Even during a pandemic, some people have to go in to work, and some people don’t have the money to have their own car to do so. Those are the people likely crowding still on the buses.
Maps are a great tool during breakouts of epidemics and pandemics, and this one is no exception (map above linked to in the article).
OK Soda is a product I never heard of before today, and reading about it in Wikipedia, I can see why. It had a short unsuccessful life, lasting from 1993 to 1995. It was targeted at the marketplace of Gen Xers and echoes so much of that era. The first sentence in the Ok Manifesto — it was a product with a manifesto! – sums up the viewpoint of many people at the time:
- What’s the point of OK? Well, what’s the point of anything?

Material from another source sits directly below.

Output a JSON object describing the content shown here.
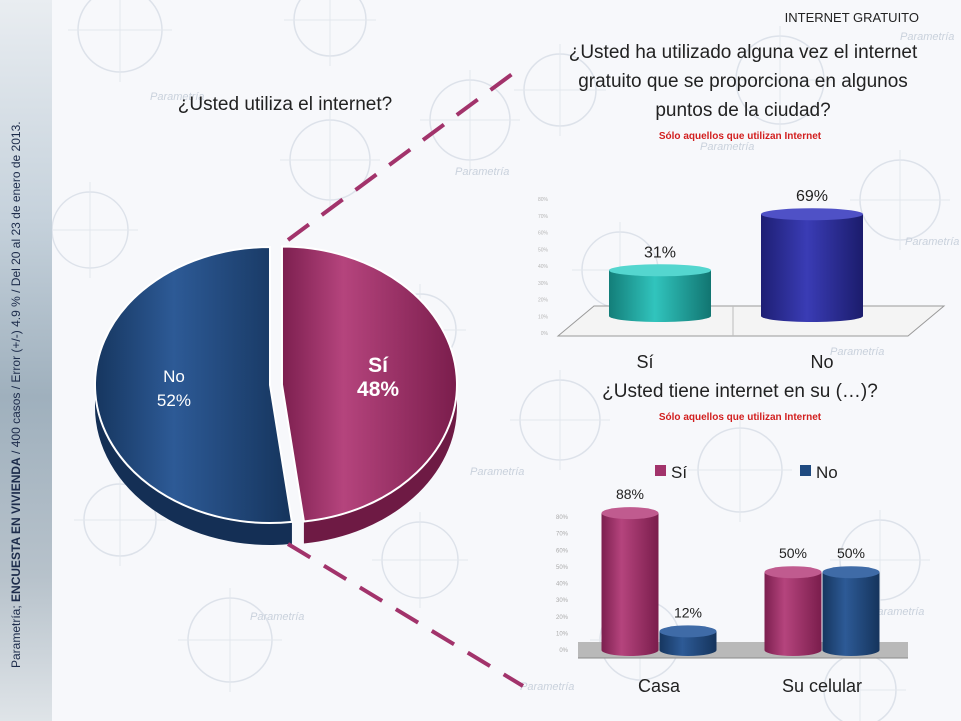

It was fun reading about this failed product and the time it failed in. I can see why it may have developed a cult following.

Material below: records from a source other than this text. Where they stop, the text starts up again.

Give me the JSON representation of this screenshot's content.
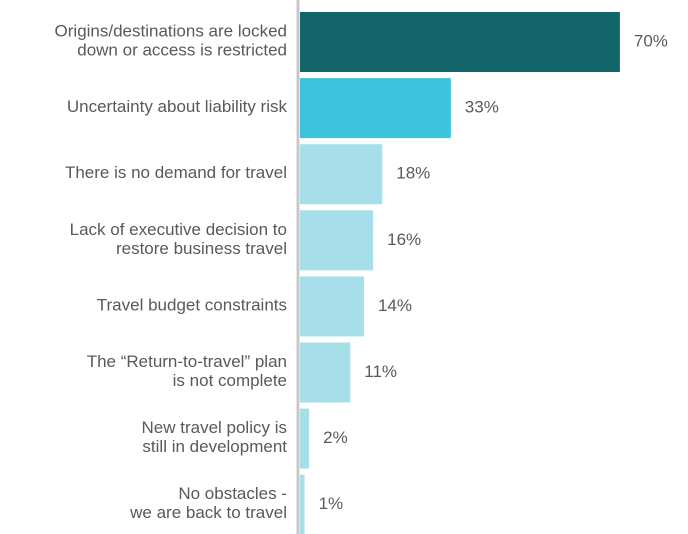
{
  "chart_data": {
    "type": "bar",
    "orientation": "horizontal",
    "categories": [
      "Origins/destinations are locked\ndown or access is restricted",
      "Uncertainty about liability risk",
      "There is no demand for travel",
      "Lack of executive decision to\nrestore business travel",
      "Travel budget constraints",
      "The “Return-to-travel” plan\nis not complete",
      "New travel policy is\nstill in development",
      "No obstacles -\nwe are back to travel"
    ],
    "values": [
      70,
      33,
      18,
      16,
      14,
      11,
      2,
      1
    ],
    "value_labels": [
      "70%",
      "33%",
      "18%",
      "16%",
      "14%",
      "11%",
      "2%",
      "1%"
    ],
    "colors": [
      "#12666a",
      "#3bc4dc",
      "#a6dfea",
      "#a6dfea",
      "#a6dfea",
      "#a6dfea",
      "#a6dfea",
      "#a6dfea"
    ]
  }
}
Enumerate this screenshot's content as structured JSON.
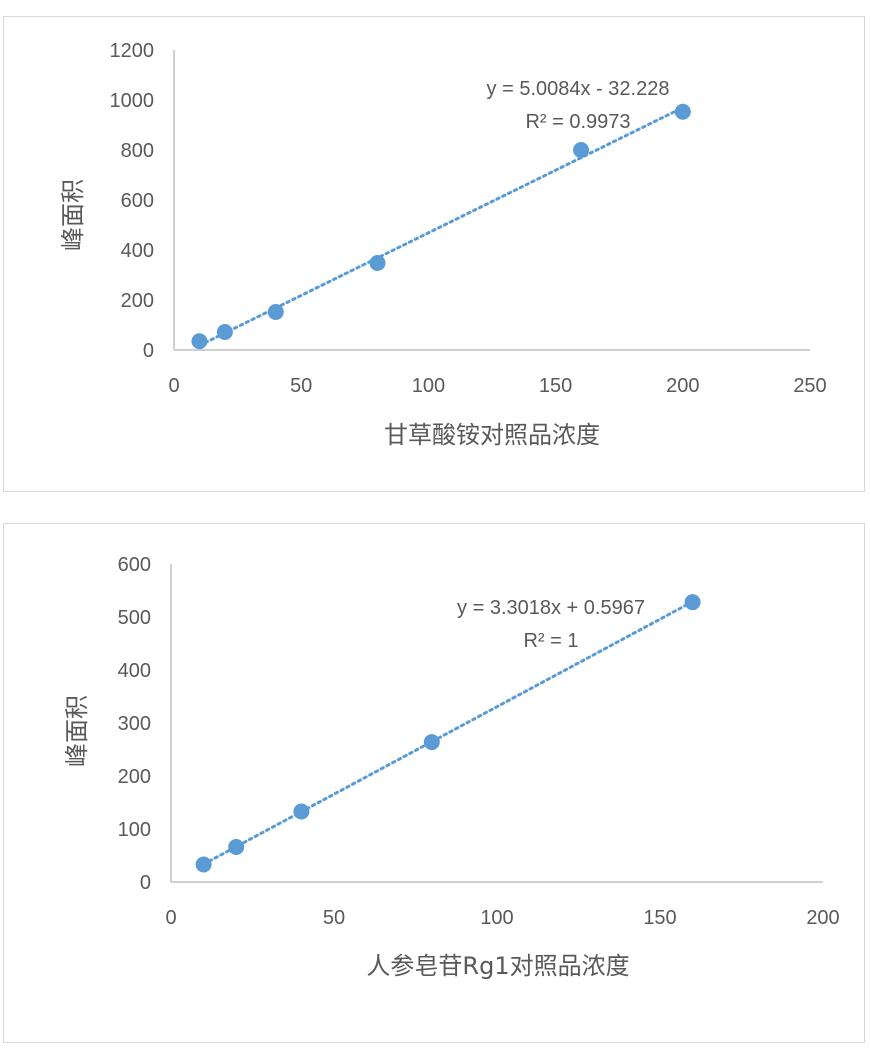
{
  "chart_data": [
    {
      "type": "scatter",
      "title": "",
      "xlabel": "甘草酸铵对照品浓度",
      "ylabel": "峰面积",
      "xlim": [
        0,
        250
      ],
      "ylim": [
        0,
        1200
      ],
      "xticks": [
        "0",
        "50",
        "100",
        "150",
        "200",
        "250"
      ],
      "yticks": [
        "0",
        "200",
        "400",
        "600",
        "800",
        "1000",
        "1200"
      ],
      "points": {
        "x": [
          10,
          20,
          40,
          80,
          160,
          200
        ],
        "y": [
          35,
          72,
          152,
          348,
          800,
          953
        ]
      },
      "trendline": {
        "type": "linear",
        "slope": 5.0084,
        "intercept": -32.228,
        "style": "dotted",
        "x_range": [
          10,
          200
        ]
      },
      "equation": "y = 5.0084x - 32.228",
      "r_squared": "R² = 0.9973",
      "grid": false,
      "color": "#5b9bd5"
    },
    {
      "type": "scatter",
      "title": "",
      "xlabel": "人参皂苷Rg1对照品浓度",
      "ylabel": "峰面积",
      "xlim": [
        0,
        200
      ],
      "ylim": [
        0,
        600
      ],
      "xticks": [
        "0",
        "50",
        "100",
        "150",
        "200"
      ],
      "yticks": [
        "0",
        "100",
        "200",
        "300",
        "400",
        "500",
        "600"
      ],
      "points": {
        "x": [
          10,
          20,
          40,
          80,
          160
        ],
        "y": [
          33,
          66,
          133,
          264,
          528
        ]
      },
      "trendline": {
        "type": "linear",
        "slope": 3.3018,
        "intercept": 0.5967,
        "style": "dotted",
        "x_range": [
          10,
          160
        ]
      },
      "equation": "y = 3.3018x + 0.5967",
      "r_squared": "R² = 1",
      "grid": false,
      "color": "#5b9bd5"
    }
  ]
}
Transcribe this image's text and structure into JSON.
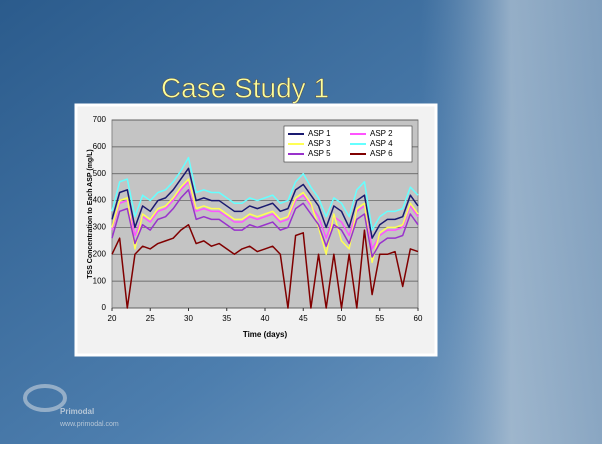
{
  "slide": {
    "title": "Case Study 1",
    "logo": {
      "name": "Primodal",
      "url": "www.primodal.com"
    }
  },
  "chart_data": {
    "type": "line",
    "xlabel": "Time (days)",
    "ylabel": "TSS Concentration to Each ASP (mg/L)",
    "x": [
      20,
      21,
      22,
      23,
      24,
      25,
      26,
      27,
      28,
      29,
      30,
      31,
      32,
      33,
      34,
      35,
      36,
      37,
      38,
      39,
      40,
      41,
      42,
      43,
      44,
      45,
      46,
      47,
      48,
      49,
      50,
      51,
      52,
      53,
      54,
      55,
      56,
      57,
      58,
      59,
      60
    ],
    "xlim": [
      20,
      60
    ],
    "xticks": [
      20,
      25,
      30,
      35,
      40,
      45,
      50,
      55,
      60
    ],
    "ylim": [
      0,
      700
    ],
    "yticks": [
      0,
      100,
      200,
      300,
      400,
      500,
      600,
      700
    ],
    "grid": true,
    "legend": "upper right",
    "series": [
      {
        "name": "ASP 1",
        "color": "#1a1a70",
        "values": [
          330,
          430,
          440,
          300,
          380,
          360,
          400,
          410,
          440,
          480,
          520,
          400,
          410,
          400,
          400,
          380,
          360,
          360,
          380,
          370,
          380,
          390,
          360,
          370,
          440,
          460,
          420,
          380,
          300,
          380,
          360,
          300,
          400,
          420,
          260,
          310,
          330,
          330,
          340,
          420,
          380
        ]
      },
      {
        "name": "ASP 2",
        "color": "#ff55ff",
        "values": [
          290,
          390,
          400,
          270,
          340,
          320,
          360,
          370,
          400,
          440,
          470,
          360,
          370,
          360,
          360,
          340,
          320,
          320,
          340,
          330,
          340,
          350,
          320,
          330,
          400,
          420,
          380,
          340,
          260,
          340,
          320,
          270,
          360,
          380,
          220,
          270,
          290,
          290,
          300,
          380,
          340
        ]
      },
      {
        "name": "ASP 3",
        "color": "#ffff55",
        "values": [
          300,
          400,
          410,
          220,
          350,
          330,
          370,
          380,
          410,
          450,
          480,
          370,
          380,
          370,
          370,
          350,
          330,
          330,
          350,
          340,
          350,
          360,
          330,
          340,
          410,
          430,
          390,
          300,
          200,
          350,
          250,
          220,
          370,
          390,
          170,
          280,
          300,
          300,
          310,
          390,
          350
        ]
      },
      {
        "name": "ASP 4",
        "color": "#66ffff",
        "values": [
          360,
          470,
          480,
          340,
          420,
          400,
          430,
          440,
          470,
          510,
          560,
          430,
          440,
          430,
          430,
          410,
          390,
          390,
          410,
          400,
          410,
          420,
          390,
          400,
          470,
          500,
          450,
          410,
          340,
          410,
          390,
          340,
          440,
          470,
          290,
          340,
          360,
          360,
          370,
          450,
          420
        ]
      },
      {
        "name": "ASP 5",
        "color": "#9933cc",
        "values": [
          260,
          360,
          370,
          240,
          310,
          290,
          330,
          340,
          370,
          410,
          440,
          330,
          340,
          330,
          330,
          310,
          290,
          290,
          310,
          300,
          310,
          320,
          290,
          300,
          370,
          390,
          350,
          310,
          230,
          310,
          290,
          240,
          330,
          350,
          190,
          240,
          260,
          260,
          270,
          350,
          310
        ]
      },
      {
        "name": "ASP 6",
        "color": "#800000",
        "values": [
          200,
          260,
          0,
          200,
          230,
          220,
          240,
          250,
          260,
          290,
          310,
          240,
          250,
          230,
          240,
          220,
          200,
          220,
          230,
          210,
          220,
          230,
          200,
          0,
          270,
          280,
          0,
          200,
          0,
          200,
          0,
          200,
          0,
          290,
          50,
          200,
          200,
          210,
          80,
          220,
          210
        ]
      }
    ]
  }
}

For more on OK, see this good post or this piece in Buzzfeed.
For example, if you have space, do what good hotels do and make a lounging area, like this:
Let’s face it we all have more time these days to lounge.
For more such tips, see: 25 ways to make your master bedroom feel like a boutique hotel
David Lebowitz has a new book out now called “Drinking French”, and it possible that we need it more than ever. Here’s a recipe from it, a nice spin on the classic Manhattan. Enjoy: French Manhattan recipe
You can buy it everywhere, including here.

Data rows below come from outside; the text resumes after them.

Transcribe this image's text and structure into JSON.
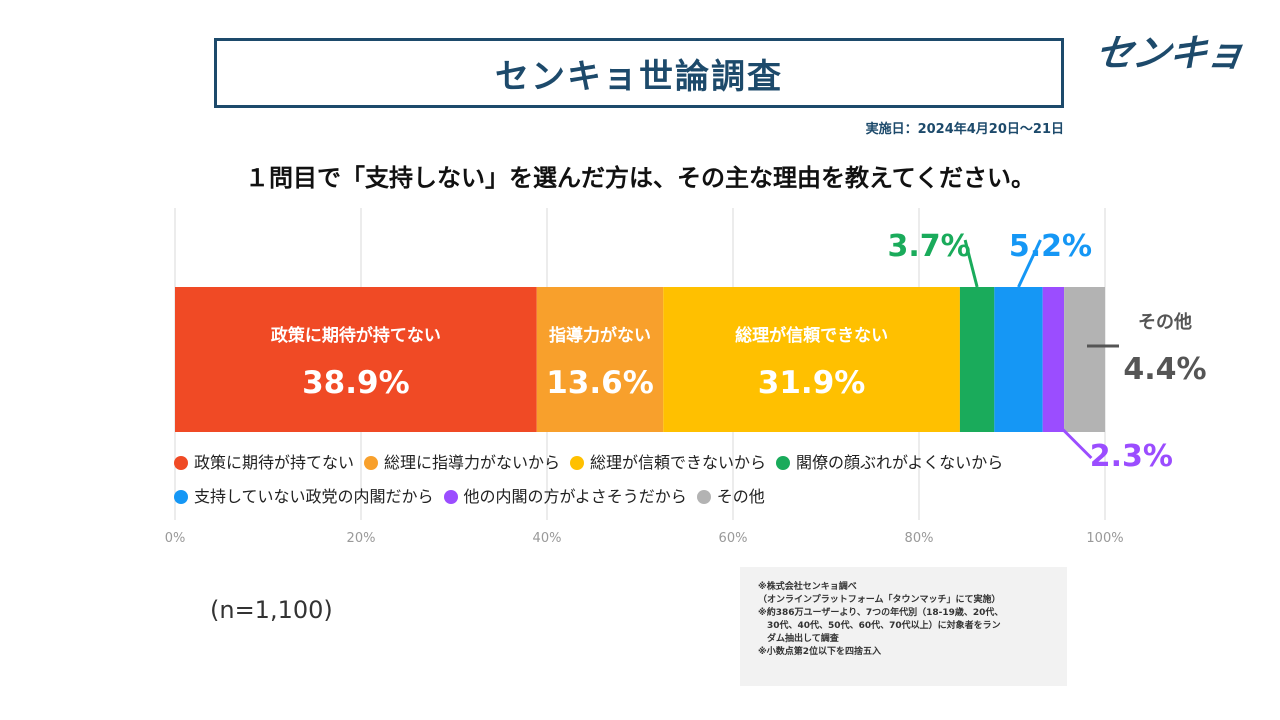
{
  "title": "センキョ世論調査",
  "logo_text": "センキョ",
  "date": "実施日：2024年4月20日～21日",
  "question": "１問目で「支持しない」を選んだ方は、その主な理由を教えてください。",
  "sample_size": "(n=1,100)",
  "notes": [
    "※株式会社センキョ調べ",
    "（オンラインプラットフォーム「タウンマッチ」にて実施）",
    "※約386万ユーザーより、7つの年代別（18-19歳、20代、",
    "　30代、40代、50代、60代、70代以上）に対象者をラン",
    "　ダム抽出して調査",
    "※小数点第2位以下を四捨五入"
  ],
  "chart_data": {
    "type": "bar",
    "orientation": "horizontal-stacked-100",
    "title": "１問目で「支持しない」を選んだ方は、その主な理由を教えてください。",
    "xlim": [
      0,
      100
    ],
    "x_ticks": [
      "0%",
      "20%",
      "40%",
      "60%",
      "80%",
      "100%"
    ],
    "grid": true,
    "legend_position": "bottom",
    "series": [
      {
        "name": "政策に期待が持てない",
        "legend": "政策に期待が持てない",
        "value": 38.9,
        "label": "38.9%",
        "color": "#f04a25",
        "in_bar_label": "政策に期待が持てない"
      },
      {
        "name": "総理に指導力がないから",
        "legend": "総理に指導力がないから",
        "value": 13.6,
        "label": "13.6%",
        "color": "#f8a02c",
        "in_bar_label": "指導力がない"
      },
      {
        "name": "総理が信頼できないから",
        "legend": "総理が信頼できないから",
        "value": 31.9,
        "label": "31.9%",
        "color": "#ffc000",
        "in_bar_label": "総理が信頼できない"
      },
      {
        "name": "閣僚の顔ぶれがよくないから",
        "legend": "閣僚の顔ぶれがよくないから",
        "value": 3.7,
        "label": "3.7%",
        "color": "#1aab5b",
        "callout": "top"
      },
      {
        "name": "支持していない政党の内閣だから",
        "legend": "支持していない政党の内閣だから",
        "value": 5.2,
        "label": "5.2%",
        "color": "#1597f5",
        "callout": "top"
      },
      {
        "name": "他の内閣の方がよさそうだから",
        "legend": "他の内閣の方がよさそうだから",
        "value": 2.3,
        "label": "2.3%",
        "color": "#9b4dff",
        "callout": "bottom"
      },
      {
        "name": "その他",
        "legend": "その他",
        "value": 4.4,
        "label": "4.4%",
        "color": "#b3b3b3",
        "callout": "right",
        "callout_title": "その他"
      }
    ]
  }
}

If you are tired of other streaming services, or if you want to improve the films you are watching, now is a good time to check out the high quality films on The Criterion Channel.
Right now they have a 14 day free trial. Now, if you are not a cinephile, the list of films they have could feel daunting. To make it simple, here is a list of 50 essential films you can watch there, with reasons why you want to see them.
If you aren’t sure, you can check out Criterion films streaming on Netflix, Apple TV and more. Consider giving them a try, though.
There’s already been some pundits claiming autocratic countries have been handling the pandemic better than democratic countries. This piece on the website for the Carnegie Endowment for International Peace argues differently. It’s worth reading, but a key part of the piece is this:
Despite attempts by politicians to use the crisis to tout their favored political model, the record so far does not show a strong correlation between efficacy and regime type. While some autocracies have performed well, like Singapore, others have done very poorly, like Iran. Similarly, some democracies have stumbled, like Italy and the United States, while others have performed admirably, like South Korea and Taiwan. The disease has not yet ravaged developing countries, making it impossible to include poorer autocracies and democracies in the comparison.
Keep this in mind, especially afterwards, when writers and authorities argue that we need more controls on people to fight future pandemics.